Mesdames et Messieurs,
Il est impossible de commémorer le souvenir de cette tragédie, de ce combat pour la liberté, en oubliant le ressac qu’une actualité triste et accablante déverse sur nos consciences.
Le saccage, le 26 décembre 2016, de cette statue que votre municipalité a érigée en 2006, lors de la 1e journée nationale de commémoration de l’abolition de l’esclavage, montre la précarité de nos idéaux et les menaces qui pèsent sur nos libertés.
Qu’au 21e siècle, des individus, portés par la haine ou par l’idéologie, s’introduisent, nuitamment dans ce magnifique parc, pour salir cette œuvre de mémoire et de reconnaissance et la recouvrir de l’insigne « nazi », démontre combien « le ventre de la bête est fécond » pour paraphraser le dramaturge Bertold Brecht.
« Une civilisation qui choisit de fermer les yeux à ses problèmes les plus cruciaux est une civilisation atteinte».
Ce jugement terrible d’Aimé Césaire vaut pour la France qui s’est acclimatée de l’injustice pendant quatre siècles. Il vaut pour les palois qui sont passés indifférents, moqueurs, méprisants ou dégoûtés, à coté de cette statue spoliée de sa dignité. Il vaut pour tous ceux qui ont fait mine de ne pas voir cette part d’humanité défigurée au cœur d’une ville éprise de justice et de reconnaissance.
L’honneur de Pau est d’avoir gravé le souvenir de ce crime contre l’humanité comme un avertissement à tous ceux qui ont été, sont et qui seraient tentés de nuancer, de contester ou de nier la souffrance des hommes qu’on assimilait à des animaux.
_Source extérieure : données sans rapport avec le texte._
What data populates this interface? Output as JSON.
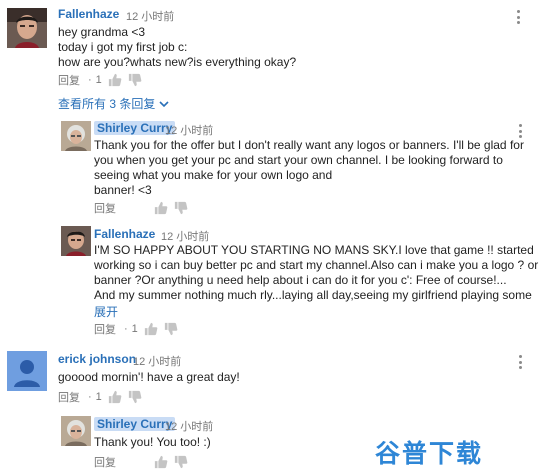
{
  "colors": {
    "link": "#2a70b8",
    "meta": "#777777",
    "highlight": "#c9dcf5",
    "watermark": "#2e86d6"
  },
  "comments": [
    {
      "author": "Fallenhaze",
      "time": "12 小时前",
      "text": "hey grandma <3\ntoday i got my first job c:\nhow are you?whats new?is everything okay?",
      "reply_label": "回复",
      "likes": "1",
      "avatar_icon": "user-photo-avatar"
    }
  ],
  "view_replies": "查看所有 3 条回复",
  "replies": [
    {
      "author": "Shirley Curry",
      "time": "12 小时前",
      "text": "Thank you for the offer but I don't really want any logos or banners. I'll be glad for\nyou when you get your pc and start your own channel.  I be looking forward to\nseeing what you make for your own logo and\nbanner! <3",
      "reply_label": "回复",
      "likes": ""
    },
    {
      "author": "Fallenhaze",
      "time": "12 小时前",
      "text": "I'M SO HAPPY ABOUT YOU STARTING NO MANS SKY.I love that game !! started\nworking so i can buy better pc and start my channel.Also can i make you a logo ? or\nbanner ?Or anything u need help about i can do it for you c': Free of course!...\nAnd my summer nothing much rly...laying all day,seeing my girlfriend playing some",
      "show_more": "展开",
      "reply_label": "回复",
      "likes": "1"
    }
  ],
  "comment2": {
    "author": "erick johnson",
    "time": "12 小时前",
    "text": "gooood mornin'! have a great day!",
    "reply_label": "回复",
    "likes": "1"
  },
  "reply3": {
    "author": "Shirley Curry",
    "time": "12 小时前",
    "text": "Thank you! You too! :)",
    "reply_label": "回复",
    "likes": ""
  },
  "watermark": "谷普下载"
}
Non pour faire de leurs descendants des victimes mais pour montrer que leurs protestations ont enfin été entendues, que leur indignation a enfin trouvé les voies de la conscience collective.
Ils ont droit à la reconnaissance de Pau, à la reconnaissance de la France.
C’est en pensant à eux que j’appelle une réflexion sur tous les monuments qui, dans notre pays, rappellent de façon ambiguë ce moment douloureux de l’histoire coloniale.
A chaque fois, en effet, que l’ont fait ou que l’on laisse faire de l’homme quelque chose d’absolument différent de soi, on manque à la dignité humaine.
A chaque fois que l’on décide pour l’autre ce qu’il doit être, qui il doit côtoyer, qui il doit aimer, on manque à la dignité humaine.
A chaque fois, enfin, que l’on hiérarchise les civilisations et qu’on veut laisser croire que le niveau de développement économique traduit une supériorité culturelle et morale, on manque à la dignité humaine.
Le souvenir que nous commémorons éloigne l’humanité du pire et le conduit vers le meilleur.
Le pire ce sont les millions d’hommes expropriés de leur liberté et de leur dignité.
Le meilleur c’est un pays qui s’enrichit de ses différences, fier de son identité riche et multiple, qui considère son passé avec lucidité, qui rappelle que ses lumières sont parfois environnés d’ombre, que ses héros ont dû parfois vaincre ses laches pour redonner à chaque fois à la République le visage éclatant de la justice.